One of the inspirations for the game was the infamous Roger Corman produced B-movie ‘Death Race 2000’, featuring a very young looking Sylvester Stallone amongst others. I remember seeing the poster for it in the high street and I desperately wanted to see the film at the time, but it was an ‘X’ certificate (remember those?) and by the time I was old enough to pass for 18 the film was long gone from local cinemas (and indeed, so was the local cinema, demolished to make way for a garage). The era of home videos was some way off, and so I didn’t manage to actually watch the film until it turned up on a late night showing on an obscure digital channel a couple of years ago.
It was enjoyable enough, although it was very much of its mid-70s cinematic exploitation era. The major disappointment was that the cars were all pretty shonky – they looked more like something from ‘Wacky Racers’ than anything that any self-respecting auto-vigilante would be seen dead in.

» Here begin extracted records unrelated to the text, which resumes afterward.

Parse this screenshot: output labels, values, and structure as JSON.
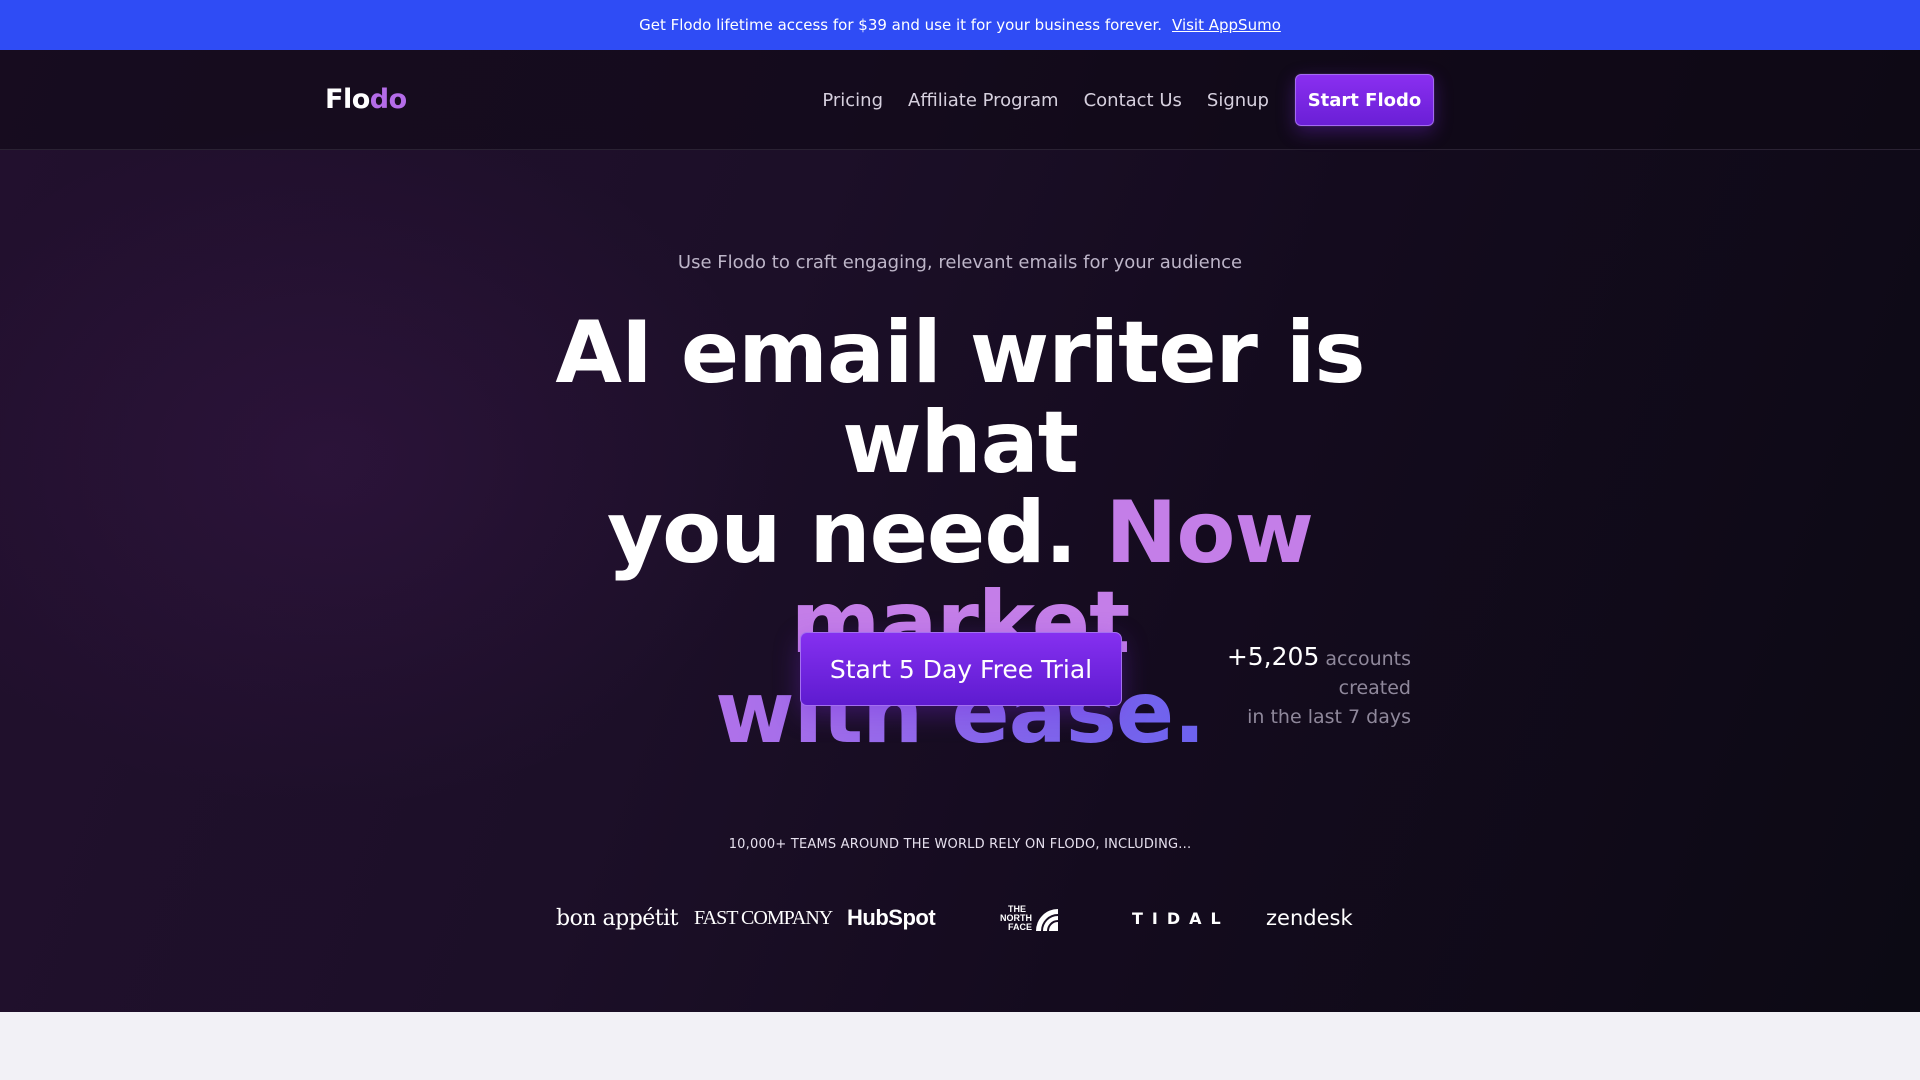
{
  "promo": {
    "text": "Get Flodo lifetime access for $39 and use it for your business forever.",
    "link": "Visit AppSumo"
  },
  "nav": {
    "logo_main": "Flo",
    "logo_accent": "do",
    "links": [
      "Pricing",
      "Affiliate Program",
      "Contact Us",
      "Signup"
    ],
    "cta": "Start Flodo"
  },
  "hero": {
    "subtitle": "Use Flodo to craft engaging, relevant emails for your audience",
    "headline_line1": "AI email writer is what",
    "headline_line2_white": "you need.",
    "headline_line2_purple": "Now market",
    "headline_line3": "with ease.",
    "cta": "Start 5 Day Free Trial",
    "accounts_count": "+5,205",
    "accounts_text_1": "accounts created",
    "accounts_text_2": "in the last 7 days"
  },
  "social_proof": {
    "label": "10,000+ TEAMS AROUND THE WORLD RELY ON FLODO, INCLUDING...",
    "brands": {
      "bon_appetit": "bon appétit",
      "fast_company": "FAST COMPANY",
      "hubspot": "HubSpot",
      "north_face_1": "THE",
      "north_face_2": "NORTH",
      "north_face_3": "FACE",
      "tidal": "TIDAL",
      "zendesk": "zendesk"
    }
  },
  "colors": {
    "promo_bg": "#2f4cf5",
    "accent_purple": "#8a2ff0",
    "logo_accent": "#b46ce8"
  }
}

Fast forward to the present day and the latest arrival on our doormat from Love Film – Death Race, the Paul W Anderson remake version. Let’s ignore the wafer thin plot (hero gets framed for murder and sent to prison to complete in death race as reality tv event), the dubious acting (Jason Statham mumbles his way through the protagonist role) and even Ian McShane in a rather bizarrely unexpected cameo role. No, we’re here for the cars, and boy, does this film do them justice.
They are all proper cars – Mustangs, Porches and trucks – with appropriately chunky armour plating and convincing looking weapons. None of your effete James Bond machine guns peeking coyly out from the bumper – these are proper 50cal hood mounted mini-guns that wouldn’t look out of place on a helicopter gunship. They race through what looks like an abandoned industrial complex, shot in steely blues and greys to contrast with the inevitable fiery explosions. This really is a film to watch with all critical facilities switched off and the surround sound set to the higher reaches of the Richter scale. Even the slightly silly power up pads that the drivers must hit to activate their weapons seems like a nod to the possibility of a video game version (oh, I do so hope there is – I haven’t seen a really good car combat game since Interstate 76).
All in all, pure cinematic wish fulfilment tosh of the highest order.
Anyway, that was what I watched last night. How about you?
1 comment:
Well, yesterday afternoon I watched the first two episodes of Glee on Hulu, and it was FABULOUS!